Linking the FPGA to other devices, both those built onto the Nexys2 board and the many external ones I am using, generally requires studying some protocol and set of electrical requirements, production of both soft hardware (VHDL) and physical boards, and extensive testing. There are many link protocols that can be used and I have deliberately spread my work across different ones to impel me to learn each. Serial communications, USB high speed stream mode, SPI, I2C and a 2 wire protocol proprietary to the MAX7219 chips. In addition, I had to learn how to access the DRAM chips on the Nexys2, the flash chips, and of course all the interfacing protocols for the Selectric based console and other peripherals.

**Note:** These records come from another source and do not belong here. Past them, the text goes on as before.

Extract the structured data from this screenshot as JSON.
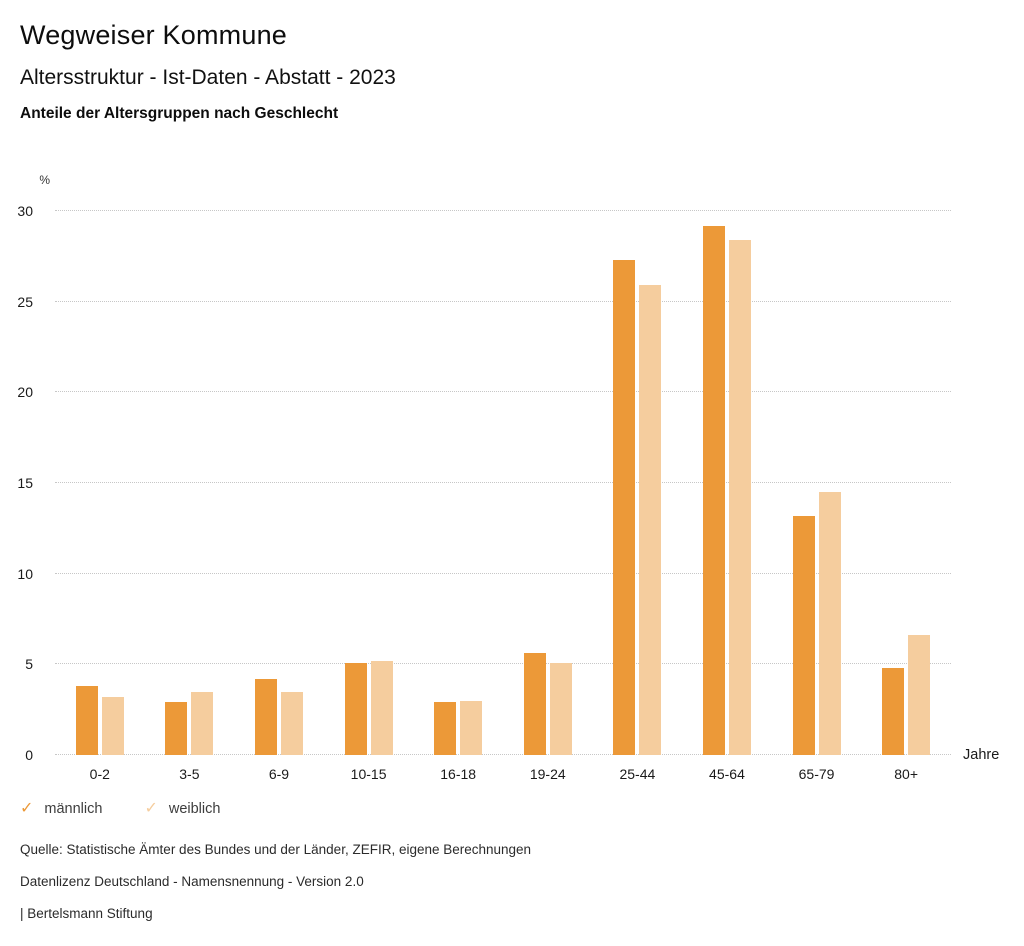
{
  "header": {
    "title": "Wegweiser Kommune",
    "subtitle": "Altersstruktur - Ist-Daten - Abstatt - 2023",
    "description": "Anteile der Altersgruppen nach Geschlecht"
  },
  "chart_data": {
    "type": "bar",
    "title": "Anteile der Altersgruppen nach Geschlecht",
    "categories": [
      "0-2",
      "3-5",
      "6-9",
      "10-15",
      "16-18",
      "19-24",
      "25-44",
      "45-64",
      "65-79",
      "80+"
    ],
    "series": [
      {
        "name": "männlich",
        "color": "#EC9938",
        "values": [
          3.8,
          2.9,
          4.2,
          5.1,
          2.9,
          5.6,
          27.3,
          29.2,
          13.2,
          4.8
        ]
      },
      {
        "name": "weiblich",
        "color": "#F5CD9E",
        "values": [
          3.2,
          3.5,
          3.5,
          5.2,
          3.0,
          5.1,
          25.9,
          28.4,
          14.5,
          6.6
        ]
      }
    ],
    "ylabel": "%",
    "xlabel": "Jahre",
    "ylim": [
      0,
      30
    ],
    "yticks": [
      0,
      5,
      10,
      15,
      20,
      25,
      30
    ],
    "grid": "horizontal-dotted",
    "legend_position": "bottom-left",
    "legend_marker": "checkmark"
  },
  "footer": {
    "source": "Quelle: Statistische Ämter des Bundes und der Länder, ZEFIR, eigene Berechnungen",
    "license": "Datenlizenz Deutschland - Namensnennung - Version 2.0",
    "attribution": "| Bertelsmann Stiftung"
  }
}
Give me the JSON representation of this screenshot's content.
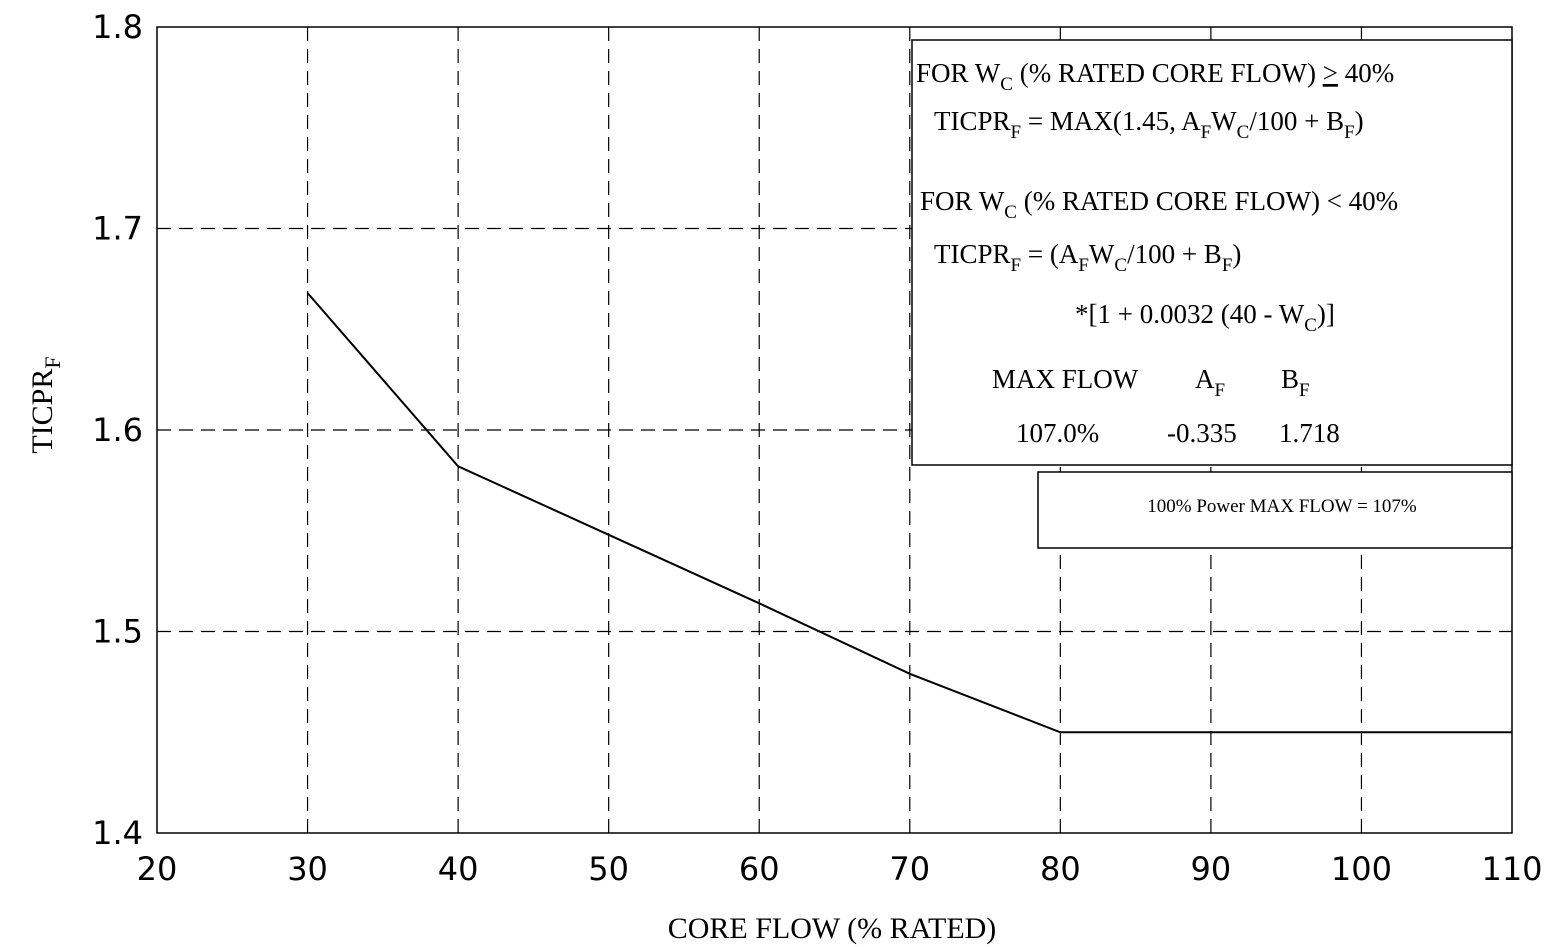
{
  "chart_data": {
    "type": "line",
    "xlabel": "CORE FLOW (% RATED)",
    "ylabel_main": "TICPR",
    "ylabel_sub": "F",
    "xlim": [
      20,
      110
    ],
    "ylim": [
      1.4,
      1.8
    ],
    "x_ticks": [
      "20",
      "30",
      "40",
      "50",
      "60",
      "70",
      "80",
      "90",
      "100",
      "110"
    ],
    "y_ticks": [
      "1.4",
      "1.5",
      "1.6",
      "1.7",
      "1.8"
    ],
    "x_tick_values": [
      20,
      30,
      40,
      50,
      60,
      70,
      80,
      90,
      100,
      110
    ],
    "y_tick_values": [
      1.4,
      1.5,
      1.6,
      1.7,
      1.8
    ],
    "grid": true,
    "series": [
      {
        "x": [
          30,
          40,
          50,
          60,
          70,
          80,
          90,
          100,
          110
        ],
        "y": [
          1.668,
          1.582,
          1.548,
          1.514,
          1.479,
          1.45,
          1.45,
          1.45,
          1.45
        ]
      }
    ]
  },
  "legend_box": {
    "line1": {
      "a": "FOR W",
      "a_sub": "C",
      "b": " (% RATED CORE FLOW) ",
      "ge": ">",
      "c": " 40%"
    },
    "line2": {
      "a": "TICPR",
      "a_sub": "F",
      "b": " = MAX(1.45, A",
      "b_sub": "F",
      "c": "W",
      "c_sub": "C",
      "d": "/100 + B",
      "d_sub": "F",
      "e": ")"
    },
    "line3": {
      "a": "FOR W",
      "a_sub": "C",
      "b": " (% RATED CORE FLOW) < 40%"
    },
    "line4": {
      "a": "TICPR",
      "a_sub": "F",
      "b": " = (A",
      "b_sub": "F",
      "c": "W",
      "c_sub": "C",
      "d": "/100 + B",
      "d_sub": "F",
      "e": ")"
    },
    "line5": {
      "a": "*[1 + 0.0032 (40 - W",
      "a_sub": "C",
      "b": ")]"
    },
    "table_headers": {
      "max_flow": "MAX FLOW",
      "a": "A",
      "a_sub": "F",
      "b": "B",
      "b_sub": "F"
    },
    "table_values": {
      "max_flow": "107.0%",
      "a": "-0.335",
      "b": "1.718"
    }
  },
  "note_box": {
    "text": "100% Power MAX FLOW = 107%"
  }
}
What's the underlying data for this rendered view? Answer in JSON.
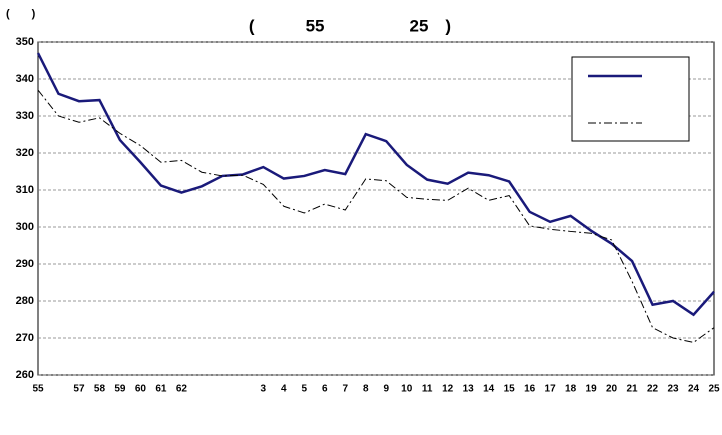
{
  "chart_data": {
    "type": "line",
    "title": "(　　　55　　　　　25　)",
    "y_label": "(　　)",
    "categories": [
      "55",
      null,
      "57",
      "58",
      "59",
      "60",
      "61",
      "62",
      null,
      null,
      null,
      "3",
      "4",
      "5",
      "6",
      "7",
      "8",
      "9",
      "10",
      "11",
      "12",
      "13",
      "14",
      "15",
      "16",
      "17",
      "18",
      "19",
      "20",
      "21",
      "22",
      "23",
      "24",
      "25"
    ],
    "series": [
      {
        "color": "#1a1a7a",
        "dash": "solid",
        "values": [
          347,
          336,
          334,
          334.3,
          323.5,
          317.5,
          311.2,
          309.3,
          311,
          313.8,
          314.2,
          316.2,
          313.1,
          313.8,
          315.4,
          314.3,
          325.1,
          323.2,
          316.8,
          312.8,
          311.7,
          314.7,
          314.0,
          312.3,
          304.1,
          301.4,
          303.0,
          299.0,
          295.5,
          290.8,
          279.0,
          280.0,
          276.3,
          282.5
        ]
      },
      {
        "color": "#000000",
        "dash": "dashdot",
        "values": [
          337,
          330,
          328.3,
          329.5,
          325.3,
          322,
          317.5,
          318,
          314.8,
          313.8,
          314.0,
          311.5,
          305.6,
          303.8,
          306.2,
          304.6,
          313,
          312.5,
          308,
          307.5,
          307.2,
          310.5,
          307.2,
          308.5,
          300.3,
          299.4,
          298.8,
          298.3,
          296.5,
          285.3,
          272.8,
          270,
          268.8,
          272.8
        ]
      }
    ],
    "ylim": [
      260,
      350
    ],
    "yticks": [
      260,
      270,
      280,
      290,
      300,
      310,
      320,
      330,
      340,
      350
    ],
    "grid": true,
    "legend": "upper right"
  }
}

In order to ensure I know how to access the various chips, I made use of a neat tool called the Bus Pirate which lets me drive and investigate the devices until I really understand the protocol. ref -  Bus Pirate site
Bus Pirate board

The logic analyzer also lets me snapshot the activity on the lines and see glitches, timing errors and other anomalies.

For the PC side, where I will emulate certain peripherals like card readers and pass the card images down to the machine, I decided to build this with a graphical interface, since I have no background in Windows GUI, and code it in Python, as I don't know that language but it appears to be worth learning.